Mistletoe improves the quality of life during chemotherapy for breast cancer
Another large Cochrane study was undertaken to determine the effectiveness, tolerability and safety of mistletoe when used alone or in conjunction with other therapies to treat cancer. It involved a meta-analysis of twenty one studies, of which 13 provided data on patient survival, 7 on the response of the tumor, 16 on the quality of life, and 12 on the side effects of mistletoe. The meta-analysis covered 3484 cancer patients in all. The researchers concluded that mistletoe extracts offer benefits on measures of quality of life during chemotherapy for breast cancer.
Side effects of mistletoe therapy
Despite the many beneficial effects that mistletoe therapy has to offer, its use is limited because of the adverse reactions caused by it. It can cause soreness and inflammation at injection site apart from mild headache, lymphadenopathy, fever with chills, and transient flu like symptoms. However, in certain sensitive patients, mistletoe can even cause anaphylactic shock. The side effects are usually dose related and depend upon the type of mistletoe plant from which the extract has been taken.

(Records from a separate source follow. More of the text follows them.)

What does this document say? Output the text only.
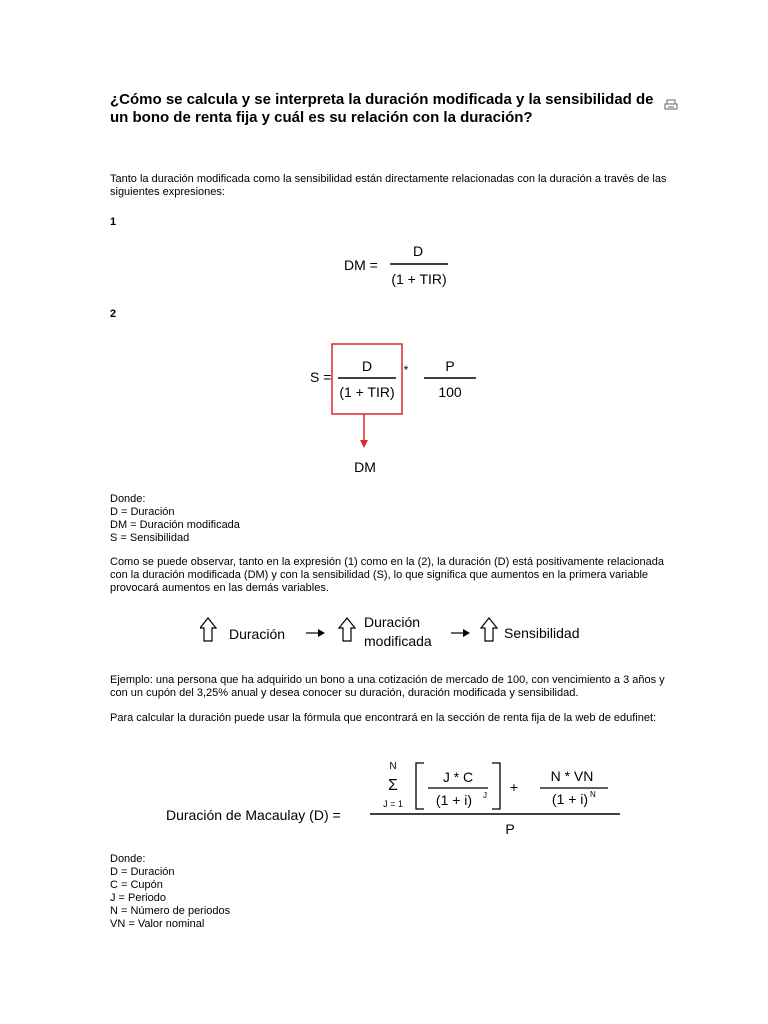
¿Cómo se calcula y se interpreta la duración modificada y la sensibilidad de un bono de renta fija y cuál es su relación con la duración?
Tanto la duración modificada como la sensibilidad están directamente relacionadas con la duración a través de las siguientes expresiones:
1
DM =
D
(1 + TIR)
2
S =
D
(1 + TIR)
*	P
100
DM
Donde:
D = Duración
DM = Duración modificada
S = Sensibilidad
Como se puede observar, tanto en la expresión (1) como en la (2), la duración (D) está positivamente relacionada con la duración modificada (DM) y con la sensibilidad (S), lo que significa que aumentos en la primera variable provocará aumentos en las demás variables.
Duración
Duración
modificada	Sensibilidad
Ejemplo: una persona que ha adquirido un bono a una cotización de mercado de 100, con vencimiento a 3 años y con un cupón del 3,25% anual y desea conocer su duración, duración modificada y sensibilidad.
Para calcular la duración puede usar la fórmula que encontrará en la sección de renta fija de la web de edufinet:
Duración de Macaulay (D) =
N
Σ
J = 1
J * C
(1 + i) J
+
N * VN
(1 + i) N
P
Donde:
D = Duración
C = Cupón
J = Periodo
N = Número de periodos
VN = Valor nominal
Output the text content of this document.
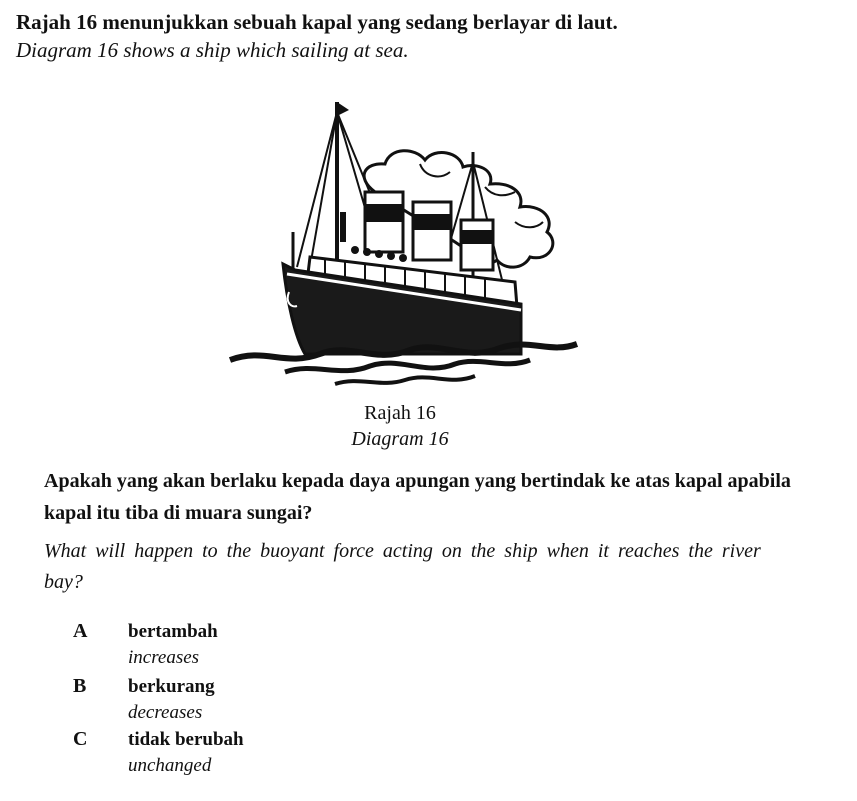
Rajah 16 menunjukkan sebuah kapal yang sedang berlayar di laut.
Diagram 16 shows a ship which sailing at sea.
Rajah 16
Diagram 16
Apakah yang akan berlaku kepada daya apungan yang bertindak ke atas kapal apabila
kapal itu tiba di muara sungai?
What will happen to the buoyant force acting on the ship when it reaches the river
bay?
A bertambah
increases
B berkurang
decreases
C tidak berubah
unchanged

However, keeping in view the various side effects that mistletoe can cause, and in the absence of studies that firmly establish its efficacy, the U.S. government has not recommended its use by the general public. Although, multiple studies have been carried out to establish the beneficial effect of mistletoe in cancer treatment, most of these studies have had one or many major weaknesses and hence, there have been doubts about their reliability. Either the number of patients involved in the studies has been small, or there was failure to document the exact amount and duration of mistletoe use. Many studies have lacked control subjects or used historical control subjects or have measured mean survival period instead of the recommended median survival period.
Further clinical studies which prescribe to the different procedures required while performing such studies are the need of the hour. It is only when the results of these studies are suitably reliable that they will become commercially available to all the cancer patients.